From 1st to 12th June, the Careers and Employability Service is organising a series of informative and up-to-date online talks and workshops to help you to maintain your employability during the current time. 

Topics will include: 

  • how to make the most of free online development opportunities
  • how to use LinkedIn effectively
  • job search
  • virtual assessment processes

and many more!

You will need to register for individual sessions in advance, and follow the instructions in able to participate online:

https://engage.westminster.ac.uk/students/events/Detail/653220/virtual-skills-academy-1-12-ju

HomeTown international drawing challenge by Archisource

HomeTown is a new stay-home international drawing challenge!

A free, open-to-all, collective drawing challenge that aims to create a giant tessellated isometric drawing from creatives around the world!

Draw your insight into staying at home during lockdown and join this international collaboration!

The challenge aims to show how we can remain connected in these unprecedented times and that whilst we’re all ‘only a room away’, regardless of the country or distance apart, we are united by creativity.
Using the template provided, we want you to get creative and show us something about your experience working from/ staying home. Archisource will then piece the individual drawings together live on their website archisource.org to collectively build HomeTown.

Website: https://archisource.org/

Instagram:@archisource

SOS_20: A New 1 Month Critical Design Residency for London _ Deadline: midnight, Saturday, May 30, 2020

London’s newest FREE independent design residency SOS_20 is now open for applications!!!

SOS_20 runs 27th July – 21st August

SOS is a growing network of students, graduates, practitioners and academics that are committed to the pursuit of critical thinking in art, design and architecture. Established in 2018, SOS is a not-for-profit organisation set up to help kick-start careers for those looking for alternative career paths in art and design. Established for truly accessible collaboration in higher education, the residency encourages all backgrounds and disciplines to participate.

Hosted by some of London’s leading public institutions such as the Design Museum and South London Gallery, 20 participants will join a 4 week long programme of lectures, workshops, public exhibition and tutoring geared to help develop projects in original creative thinking. SOS is proud to announce that there is a £0 fee this year thanks to the continued support of its sponsors as well as Arts Council England.

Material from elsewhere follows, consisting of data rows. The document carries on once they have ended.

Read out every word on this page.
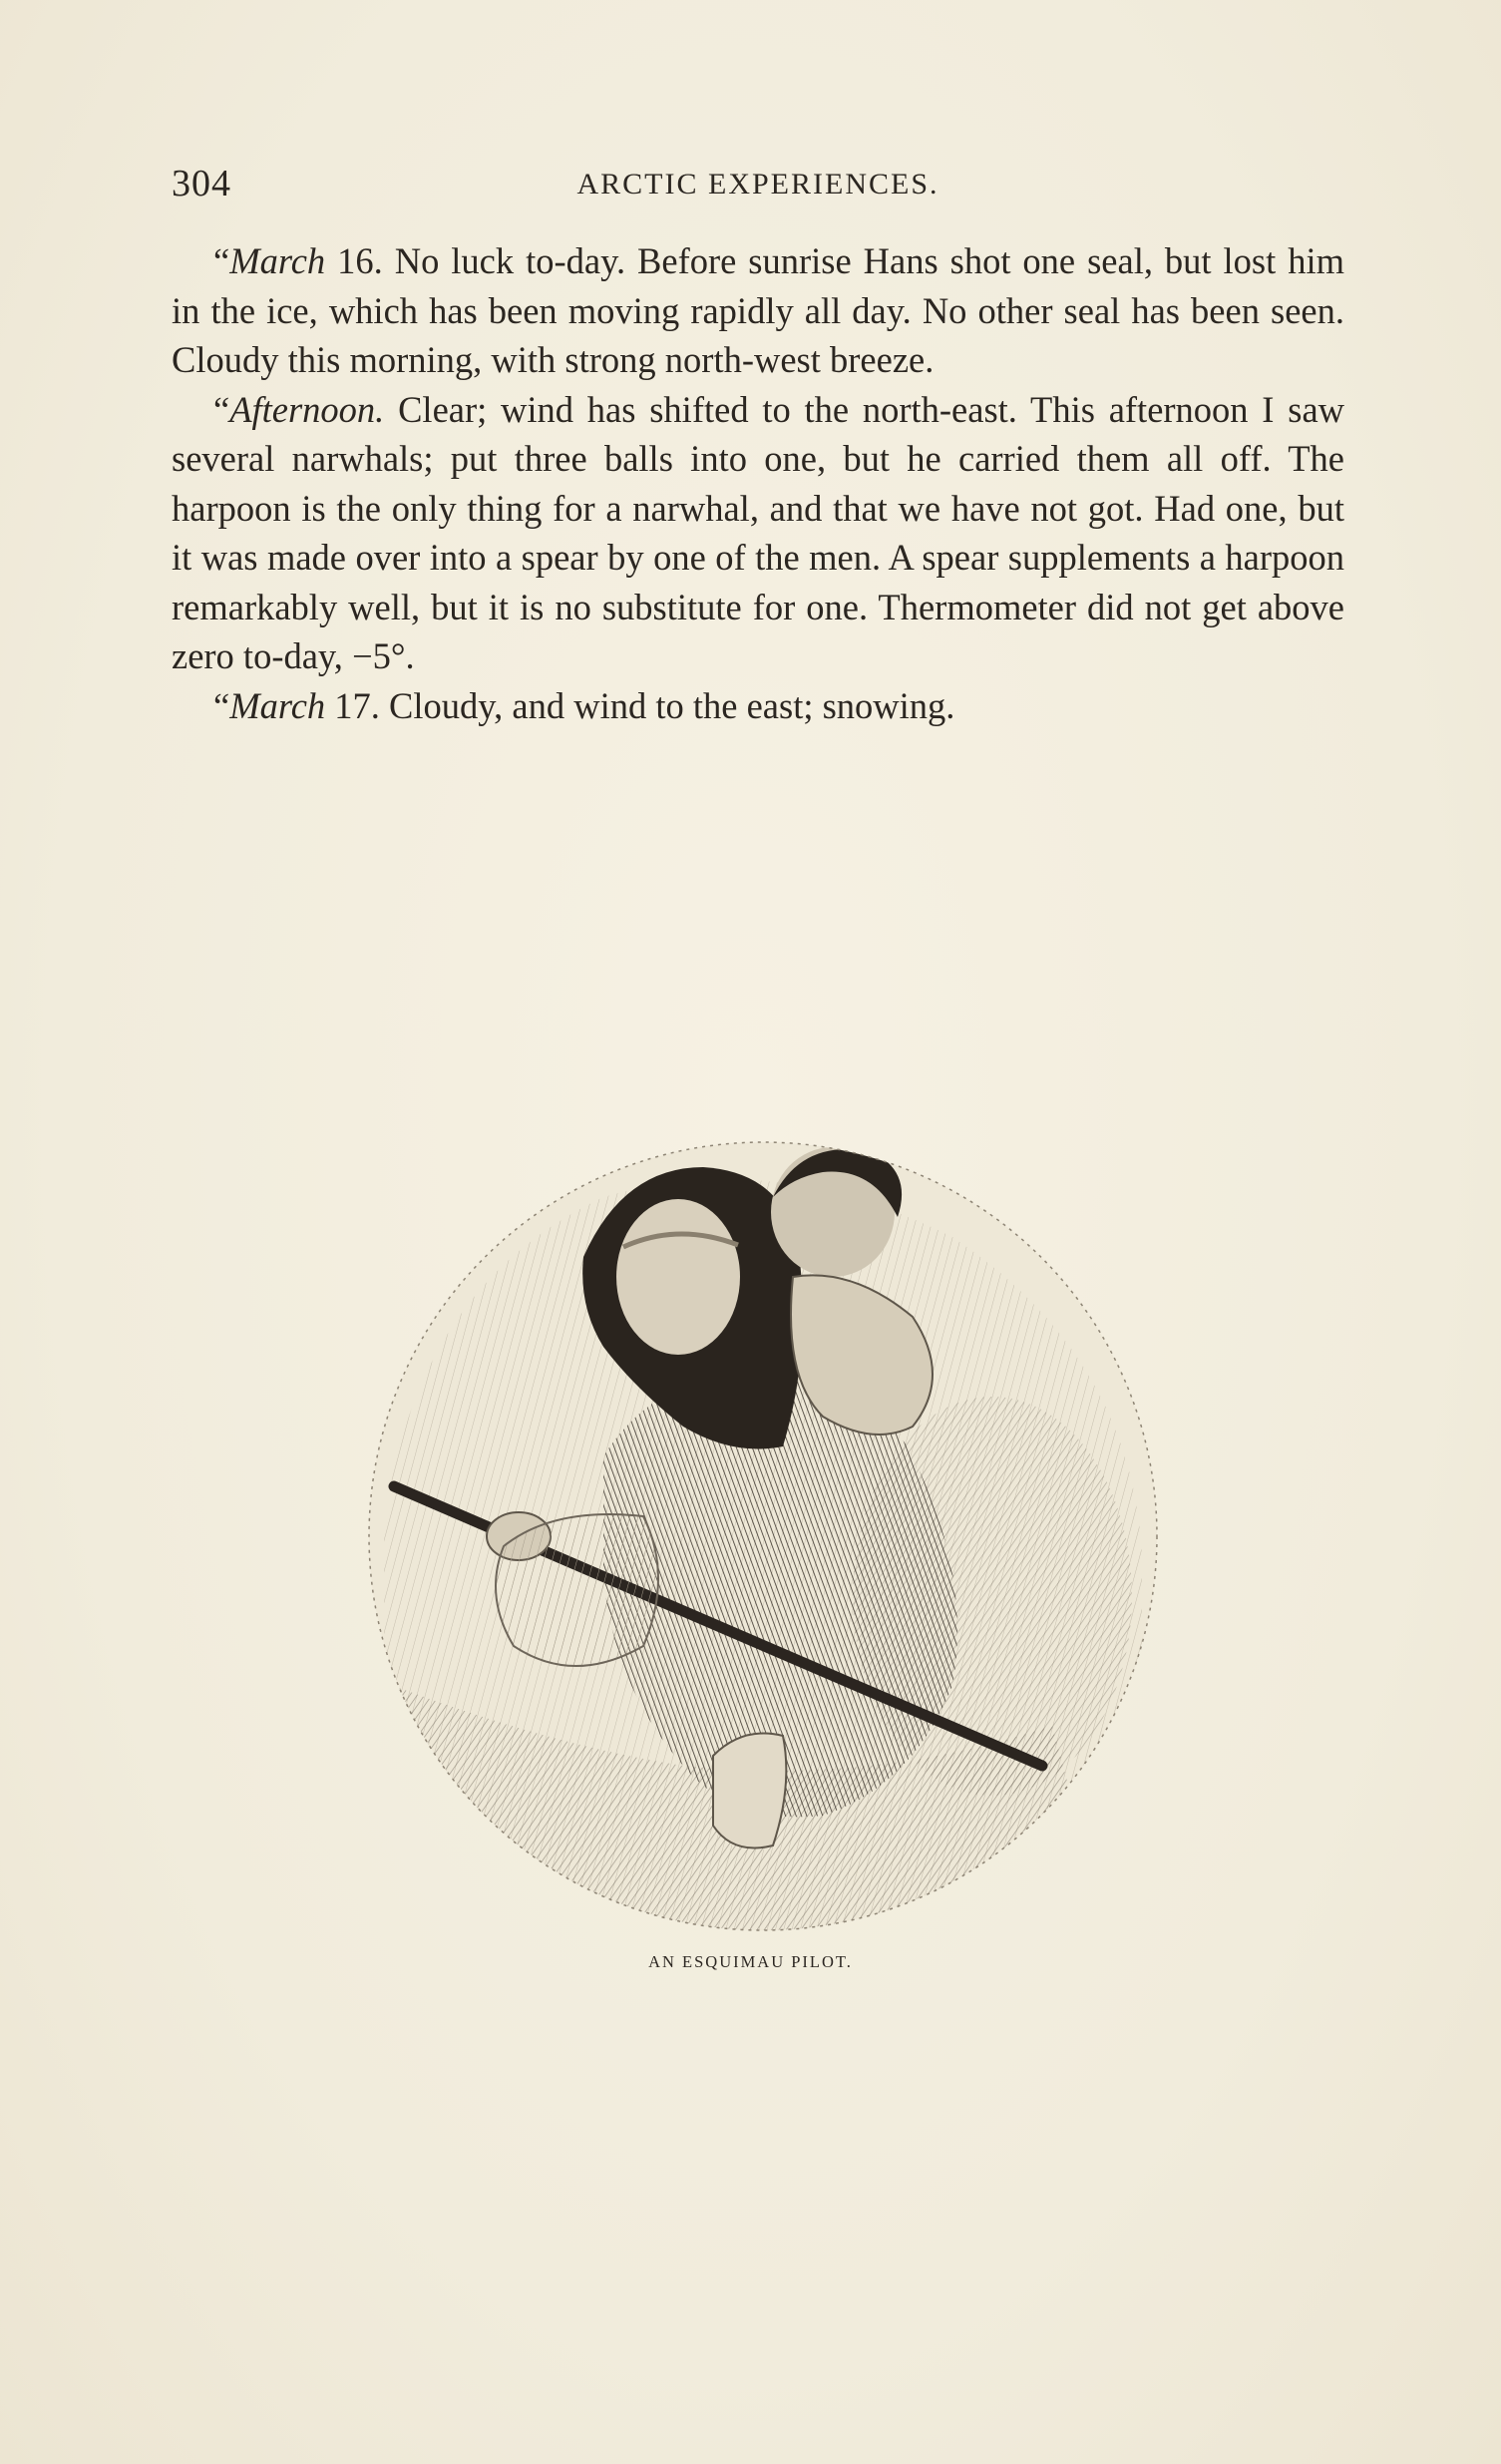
304	ARCTIC EXPERIENCES.

“March 16. No luck to-day. Before sunrise Hans shot one seal, but lost him in the ice, which has been moving rapidly all day. No other seal has been seen. Cloudy this morning, with strong north-west breeze.

“Afternoon. Clear; wind has shifted to the north-east. This afternoon I saw several narwhals; put three balls into one, but he carried them all off. The harpoon is the only thing for a narwhal, and that we have not got. Had one, but it was made over into a spear by one of the men. A spear supplements a harpoon remarkably well, but it is no substitute for one. Thermometer did not get above zero to-day, −5°.

“March 17. Cloudy, and wind to the east; snowing.

AN ESQUIMAU PILOT.
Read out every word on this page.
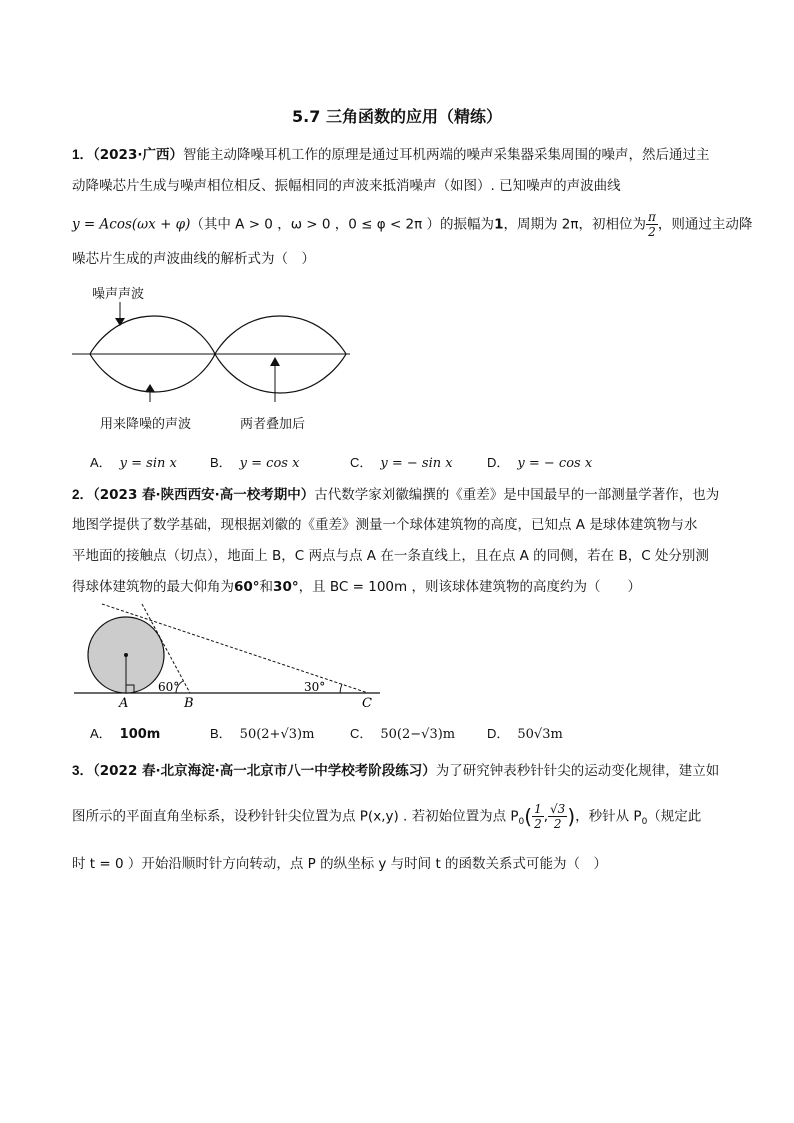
5.7 三角函数的应用（精练）
1．（2023·广西）智能主动降噪耳机工作的原理是通过耳机两端的噪声采集器采集周围的噪声，然后通过主
动降噪芯片生成与噪声相位相反、振幅相同的声波来抵消噪声（如图）. 已知噪声的声波曲线
y = Acos(ωx + φ)（其中 A > 0 ，ω > 0 ，0 ≤ φ < 2π ）的振幅为1，周期为 2π，初相位为 $\frac{\pi}{2}$ ，则通过主动降
噪芯片生成的声波曲线的解析式为（　）
噪声声波
用来降噪的声波	两者叠加后
A． y = sin x	B． y = cos x	C． y = − sin x	D． y = − cos x
2．（2023 春·陕西西安·高一校考期中）古代数学家刘徽编撰的《重差》是中国最早的一部测量学著作，也为
地图学提供了数学基础，现根据刘徽的《重差》测量一个球体建筑物的高度，已知点 A 是球体建筑物与水
平地面的接触点（切点），地面上 B，C 两点与点 A 在一条直线上，且在点 A 的同侧，若在 B，C 处分别测
得球体建筑物的最大仰角为60°和30°，且 BC = 100m ，则该球体建筑物的高度约为（　　）
60°	30°
A	B	C
A． 100m	B． 50(2+√3)m	C． 50(2−√3)m D． 50√3m
3．（2022 春·北京海淀·高一北京市八一中学校考阶段练习）为了研究钟表秒针针尖的运动变化规律，建立如
图所示的平面直角坐标系，设秒针针尖位置为点 P(x,y) . 若初始位置为点 $P_0( \frac{1}{2}$ , $\frac{√3}{2}$ )，秒针从 $P_0$（规定此
时 t = 0 ）开始沿顺时针方向转动，点 P 的纵坐标 y 与时间 t 的函数关系式可能为（　）
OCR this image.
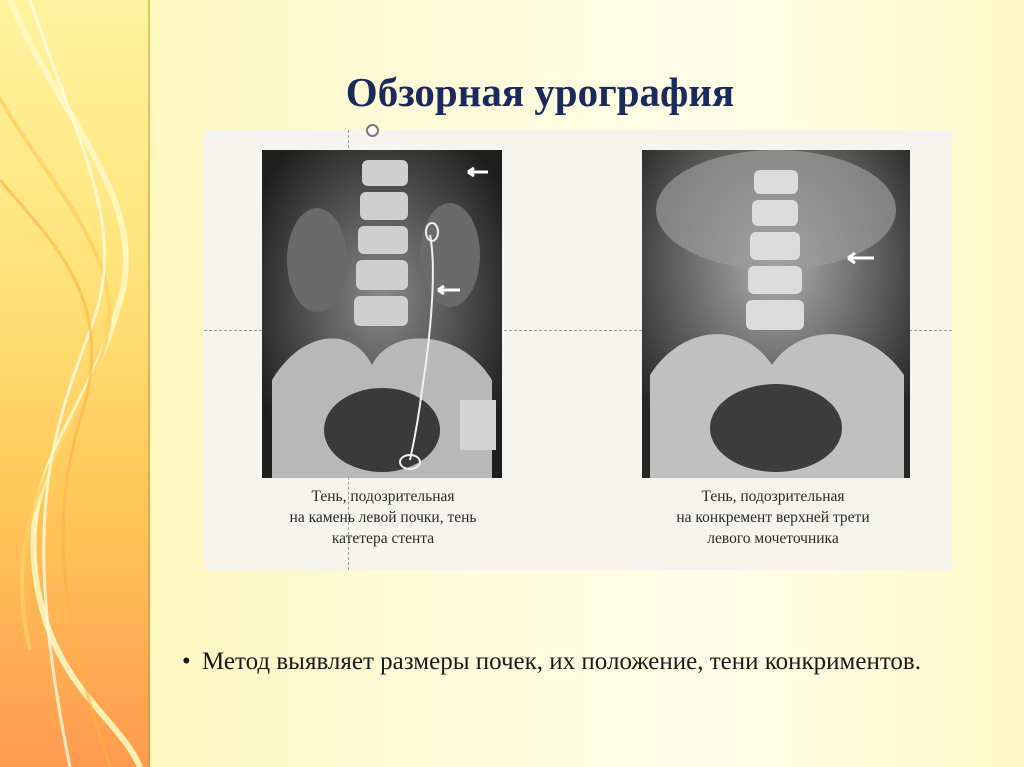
Обзорная урография
Тень, подозрительная
на камень левой почки, тень
катетера стента
Тень, подозрительная
на конкремент верхней трети
левого мочеточника
• Метод выявляет размеры почек, их положение, тени конкриментов.
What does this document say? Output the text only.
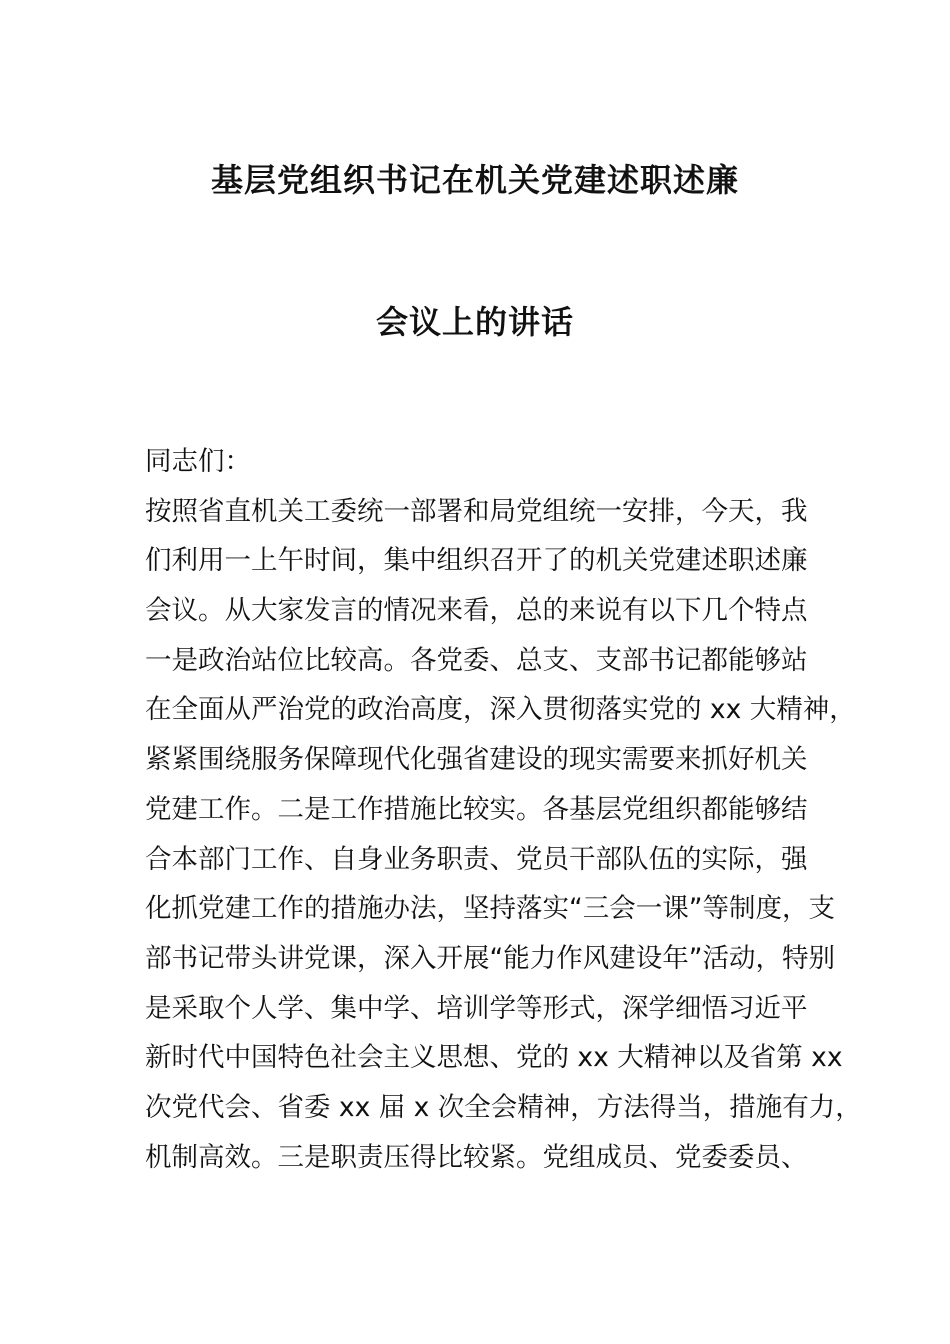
基层党组织书记在机关党建述职述廉
会议上的讲话
同志们：
按照省直机关工委统一部署和局党组统一安排，今天，我
们利用一上午时间，集中组织召开了的机关党建述职述廉
会议。从大家发言的情况来看，总的来说有以下几个特点
一是政治站位比较高。各党委、总支、支部书记都能够站
在全面从严治党的政治高度，深入贯彻落实党的 xx 大精神，
紧紧围绕服务保障现代化强省建设的现实需要来抓好机关
党建工作。二是工作措施比较实。各基层党组织都能够结
合本部门工作、自身业务职责、党员干部队伍的实际，强
化抓党建工作的措施办法，坚持落实“三会一课”等制度，支
部书记带头讲党课，深入开展“能力作风建设年”活动，特别
是采取个人学、集中学、培训学等形式，深学细悟习近平
新时代中国特色社会主义思想、党的 xx 大精神以及省第 xx
次党代会、省委 xx 届 x 次全会精神，方法得当，措施有力，
机制高效。三是职责压得比较紧。党组成员、党委委员、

This year we are joined by author of Inventing the Future: Postcapitalism and a World Without Work economist Nick Srnicek, writer and author of Full Surrogacy Now: Feminism Against Family Sophie Lewis as well as artists Anna Bunting-Branch and Aliyah Hussain, with more tba.

Download the application form: https://schoolofspeculation.xyz/Apply-Now 

Applications close Midnight Saturday 30th May!

The course is under continuous revision and adjustment due to the ongoing uncertainty relating to the COVID-19 pandemic. For now, the course retains its original physical format but is subject to remote substitutions as enforced by a continued UK lock-down.